Por Luis del Val
29 de enero de 2026En una sociedad donde los altos cargos corresponden a endebles biografías profesionales, o escasas, o vacuas, encontrarse con una directora general de sólida formación, y de amplia experiencia, incluso en la investigación, produce una mezcla de sorpresa, primero, y de confianza después.
Expreso esto porque es cierto, y para advertir que estoy a favor de la entrevistada, que viene de ese ambiente de alto nivel de Santiago de Compostela y, donde, como discípula de Ángel María Carracedo, o Anxo, como le llamará ella seguramente, va camino de colocarse a su altura.

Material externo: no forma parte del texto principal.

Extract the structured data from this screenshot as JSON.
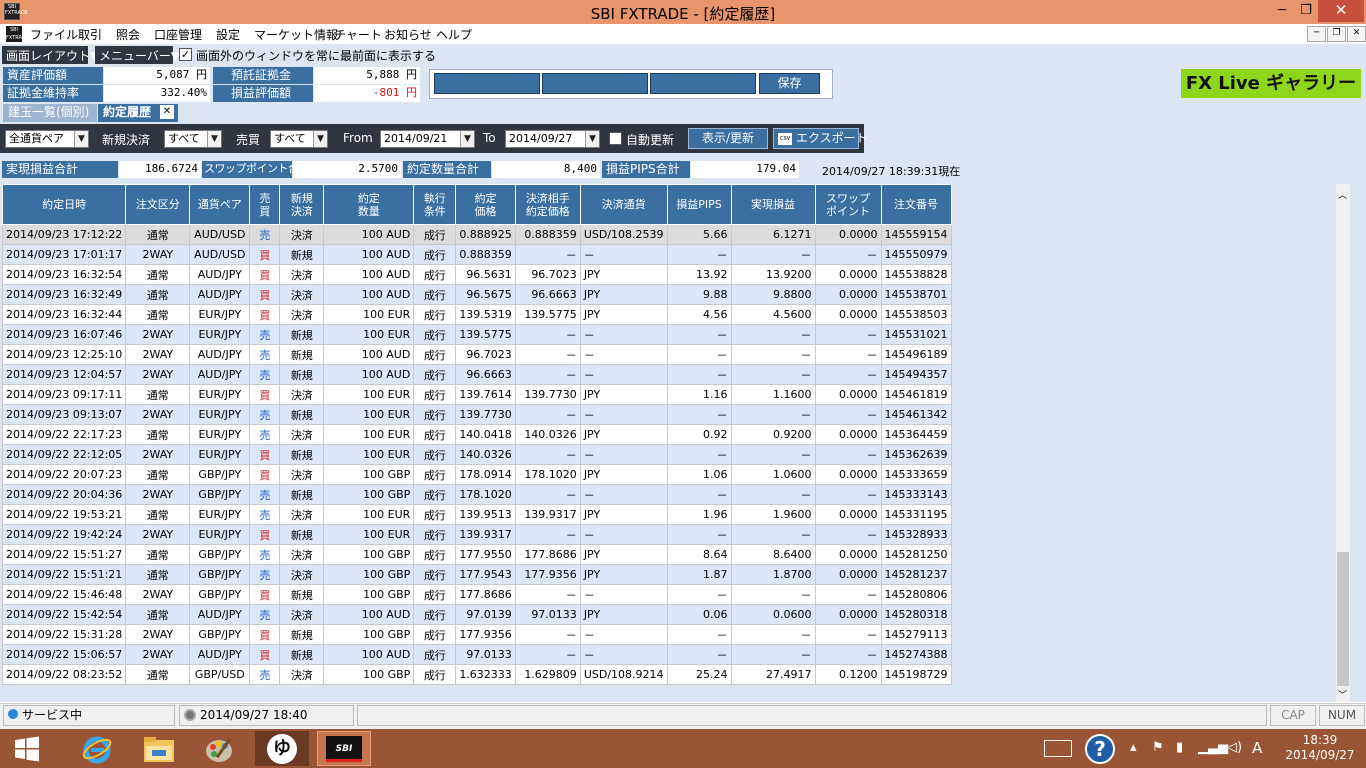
{
  "window": {
    "title": "SBI FXTRADE - [約定履歴]",
    "app_icon_text": "SBI FXTRADE",
    "minimize": "─",
    "maximize": "❐",
    "close": "✕"
  },
  "menubar": {
    "items": [
      "ファイル",
      "取引",
      "照会",
      "口座管理",
      "設定",
      "マーケット情報",
      "チャート",
      "お知らせ",
      "ヘルプ"
    ]
  },
  "toolbar": {
    "layout_label": "画面レイアウト▼",
    "menubar_label": "メニューバー▼",
    "always_on_top_label": "画面外のウィンドウを常に最前面に表示する",
    "always_on_top_checked": true
  },
  "account": {
    "asset_label": "資産評価額",
    "asset_value": "5,087 円",
    "deposit_label": "預託証拠金",
    "deposit_value": "5,888 円",
    "margin_ratio_label": "証拠金維持率",
    "margin_ratio_value": "332.40%",
    "pl_label": "損益評価額",
    "pl_value": "-801 円",
    "save_label": "保存"
  },
  "fxlive": {
    "label": "FX Live ギャラリー"
  },
  "tabs": [
    {
      "label": "建玉一覧(個別)"
    },
    {
      "label": "約定履歴",
      "close": "✕"
    }
  ],
  "filters": {
    "pair": "全通貨ペア",
    "new_settle_label": "新規決済",
    "new_settle": "すべて",
    "side_label": "売買",
    "side": "すべて",
    "from_label": "From",
    "from": "2014/09/21",
    "to_label": "To",
    "to": "2014/09/27",
    "auto_refresh_label": "自動更新",
    "refresh_label": "表示/更新",
    "export_label": "エクスポート",
    "export_icon_text": "CSV"
  },
  "summary": {
    "realized_label": "実現損益合計",
    "realized_value": "186.6724",
    "swap_label": "スワップポイント合計",
    "swap_value": "2.5700",
    "qty_label": "約定数量合計",
    "qty_value": "8,400",
    "pips_label": "損益PIPS合計",
    "pips_value": "179.04",
    "asof": "2014/09/27 18:39:31現在"
  },
  "table": {
    "headers": [
      "約定日時",
      "注文区分",
      "通貨ペア",
      "売\n買",
      "新規\n決済",
      "約定\n数量",
      "執行\n条件",
      "約定\n価格",
      "決済相手\n約定価格",
      "決済通貨",
      "損益PIPS",
      "実現損益",
      "スワップ\nポイント",
      "注文番号"
    ],
    "rows": [
      [
        "2014/09/23 17:12:22",
        "通常",
        "AUD/USD",
        "売",
        "決済",
        "100 AUD",
        "成行",
        "0.888925",
        "0.888359",
        "USD/108.2539",
        "5.66",
        "6.1271",
        "0.0000",
        "145559154"
      ],
      [
        "2014/09/23 17:01:17",
        "2WAY",
        "AUD/USD",
        "買",
        "新規",
        "100 AUD",
        "成行",
        "0.888359",
        "－",
        "－",
        "－",
        "－",
        "－",
        "145550979"
      ],
      [
        "2014/09/23 16:32:54",
        "通常",
        "AUD/JPY",
        "買",
        "決済",
        "100 AUD",
        "成行",
        "96.5631",
        "96.7023",
        "JPY",
        "13.92",
        "13.9200",
        "0.0000",
        "145538828"
      ],
      [
        "2014/09/23 16:32:49",
        "通常",
        "AUD/JPY",
        "買",
        "決済",
        "100 AUD",
        "成行",
        "96.5675",
        "96.6663",
        "JPY",
        "9.88",
        "9.8800",
        "0.0000",
        "145538701"
      ],
      [
        "2014/09/23 16:32:44",
        "通常",
        "EUR/JPY",
        "買",
        "決済",
        "100 EUR",
        "成行",
        "139.5319",
        "139.5775",
        "JPY",
        "4.56",
        "4.5600",
        "0.0000",
        "145538503"
      ],
      [
        "2014/09/23 16:07:46",
        "2WAY",
        "EUR/JPY",
        "売",
        "新規",
        "100 EUR",
        "成行",
        "139.5775",
        "－",
        "－",
        "－",
        "－",
        "－",
        "145531021"
      ],
      [
        "2014/09/23 12:25:10",
        "2WAY",
        "AUD/JPY",
        "売",
        "新規",
        "100 AUD",
        "成行",
        "96.7023",
        "－",
        "－",
        "－",
        "－",
        "－",
        "145496189"
      ],
      [
        "2014/09/23 12:04:57",
        "2WAY",
        "AUD/JPY",
        "売",
        "新規",
        "100 AUD",
        "成行",
        "96.6663",
        "－",
        "－",
        "－",
        "－",
        "－",
        "145494357"
      ],
      [
        "2014/09/23 09:17:11",
        "通常",
        "EUR/JPY",
        "買",
        "決済",
        "100 EUR",
        "成行",
        "139.7614",
        "139.7730",
        "JPY",
        "1.16",
        "1.1600",
        "0.0000",
        "145461819"
      ],
      [
        "2014/09/23 09:13:07",
        "2WAY",
        "EUR/JPY",
        "売",
        "新規",
        "100 EUR",
        "成行",
        "139.7730",
        "－",
        "－",
        "－",
        "－",
        "－",
        "145461342"
      ],
      [
        "2014/09/22 22:17:23",
        "通常",
        "EUR/JPY",
        "売",
        "決済",
        "100 EUR",
        "成行",
        "140.0418",
        "140.0326",
        "JPY",
        "0.92",
        "0.9200",
        "0.0000",
        "145364459"
      ],
      [
        "2014/09/22 22:12:05",
        "2WAY",
        "EUR/JPY",
        "買",
        "新規",
        "100 EUR",
        "成行",
        "140.0326",
        "－",
        "－",
        "－",
        "－",
        "－",
        "145362639"
      ],
      [
        "2014/09/22 20:07:23",
        "通常",
        "GBP/JPY",
        "買",
        "決済",
        "100 GBP",
        "成行",
        "178.0914",
        "178.1020",
        "JPY",
        "1.06",
        "1.0600",
        "0.0000",
        "145333659"
      ],
      [
        "2014/09/22 20:04:36",
        "2WAY",
        "GBP/JPY",
        "売",
        "新規",
        "100 GBP",
        "成行",
        "178.1020",
        "－",
        "－",
        "－",
        "－",
        "－",
        "145333143"
      ],
      [
        "2014/09/22 19:53:21",
        "通常",
        "EUR/JPY",
        "売",
        "決済",
        "100 EUR",
        "成行",
        "139.9513",
        "139.9317",
        "JPY",
        "1.96",
        "1.9600",
        "0.0000",
        "145331195"
      ],
      [
        "2014/09/22 19:42:24",
        "2WAY",
        "EUR/JPY",
        "買",
        "新規",
        "100 EUR",
        "成行",
        "139.9317",
        "－",
        "－",
        "－",
        "－",
        "－",
        "145328933"
      ],
      [
        "2014/09/22 15:51:27",
        "通常",
        "GBP/JPY",
        "売",
        "決済",
        "100 GBP",
        "成行",
        "177.9550",
        "177.8686",
        "JPY",
        "8.64",
        "8.6400",
        "0.0000",
        "145281250"
      ],
      [
        "2014/09/22 15:51:21",
        "通常",
        "GBP/JPY",
        "売",
        "決済",
        "100 GBP",
        "成行",
        "177.9543",
        "177.9356",
        "JPY",
        "1.87",
        "1.8700",
        "0.0000",
        "145281237"
      ],
      [
        "2014/09/22 15:46:48",
        "2WAY",
        "GBP/JPY",
        "買",
        "新規",
        "100 GBP",
        "成行",
        "177.8686",
        "－",
        "－",
        "－",
        "－",
        "－",
        "145280806"
      ],
      [
        "2014/09/22 15:42:54",
        "通常",
        "AUD/JPY",
        "売",
        "決済",
        "100 AUD",
        "成行",
        "97.0139",
        "97.0133",
        "JPY",
        "0.06",
        "0.0600",
        "0.0000",
        "145280318"
      ],
      [
        "2014/09/22 15:31:28",
        "2WAY",
        "GBP/JPY",
        "買",
        "新規",
        "100 GBP",
        "成行",
        "177.9356",
        "－",
        "－",
        "－",
        "－",
        "－",
        "145279113"
      ],
      [
        "2014/09/22 15:06:57",
        "2WAY",
        "AUD/JPY",
        "買",
        "新規",
        "100 AUD",
        "成行",
        "97.0133",
        "－",
        "－",
        "－",
        "－",
        "－",
        "145274388"
      ],
      [
        "2014/09/22 08:23:52",
        "通常",
        "GBP/USD",
        "売",
        "決済",
        "100 GBP",
        "成行",
        "1.632333",
        "1.629809",
        "USD/108.9214",
        "25.24",
        "27.4917",
        "0.1200",
        "145198729"
      ]
    ]
  },
  "statusbar": {
    "service": "サービス中",
    "datetime": "2014/09/27 18:40",
    "cap": "CAP",
    "num": "NUM"
  },
  "taskbar": {
    "time": "18:39",
    "date": "2014/09/27",
    "ime": "A",
    "app_label": "SBI"
  },
  "colors": {
    "title": "#e8956c",
    "header": "#3b6fa1",
    "row_alt": "#d9e7f7",
    "buy": "#d2181a",
    "sell": "#1e57c9",
    "taskbar": "#9a5436",
    "fxlive": "#8dd61b"
  }
}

Perdón por la extensión del prólogo, pero es que hemos llegado a tener ministros, cuyo currículo universitario consistía en haber comido un bocadillo en la cafetería de una facultad.
Me gusta su media sonrisa de bienvenida, que mantiene cierta cautela, y que está lejos de los profesionales de las relaciones públicas, que parece que van a grabar un anuncio publicitario sobre salud dental. Esa sonrisa incipiente, podría tomarse por desconfianza, pero es más bien prudencia, y puede que obedezca a su experiencia investigadora, donde habrá aprendido que la satisfacción anticipada, casi siempre puede ser la víspera de un fracaso.
Falda larga acampanada, negra, y botas del mismo color, lo que indica su precaución para no pisar charcos en este día nevoso y lluvioso, aunque parece mujer que no suele pisar charcos. Blusa camisera, de suave color pálido, sobre el que se ornamenta un collar de largos eslabones, que llega casi hasta la cintura. En la muñeca izquierda lleva un reloj digital, de esos que cuentan los pasos, e incluso dan la hora, lo que nos habla de que el tiempo pasa, porque hace unos años los que se ponían el reloj en la izquierda eran casi exclusivamente los varones.
Es minuciosa en las explicaciones, y mantiene un afán pedagógico, de tal manera que incluso alguien, tan torpe como yo, ha entendido porqué los 210 días hasta aprobar un médicamente se doblan con los retrasos.
Se suele ironizar sobre los gallegos, diciendo que, si les sorprendes en una escalera, es difícil saber si suben o bajan. No es el caso de María Jesús, porque sube o baja con rotundidad, con claridad y sin eufemismos.
Puede que, debido a esa circunstancia, el entrevistador se dedicó con entusiasmo a preguntar por todo y de todo, sin que ella dejara nada sin responder.
Cuando habló de la nueva ley del medicamento, la mano izquierda, que con la derecha se limitaban a entrelazarse sobre el montículo de las rodillas, bajó hacia la pierna izquierda, y acarició, levemente, la superficie de la bota que cubría la pierna de ese lado, como si fuera algo que amaba y protegía.
En conjunto, una mujer inteligente, resuelta, que no rehúye ningún asunto, que jamás se muestra adusta, quizás porque en su mirada clara duermen amabilidades y afectos dormidos, que no es que estén contraindicados con los medicamentos, sino que las emociones pertenecen a otros ámbitos, donde los experimentos y reacciones no pasan por ratones laboratorio, sino que, directamente, se sufren o se gozan sobre la marcha.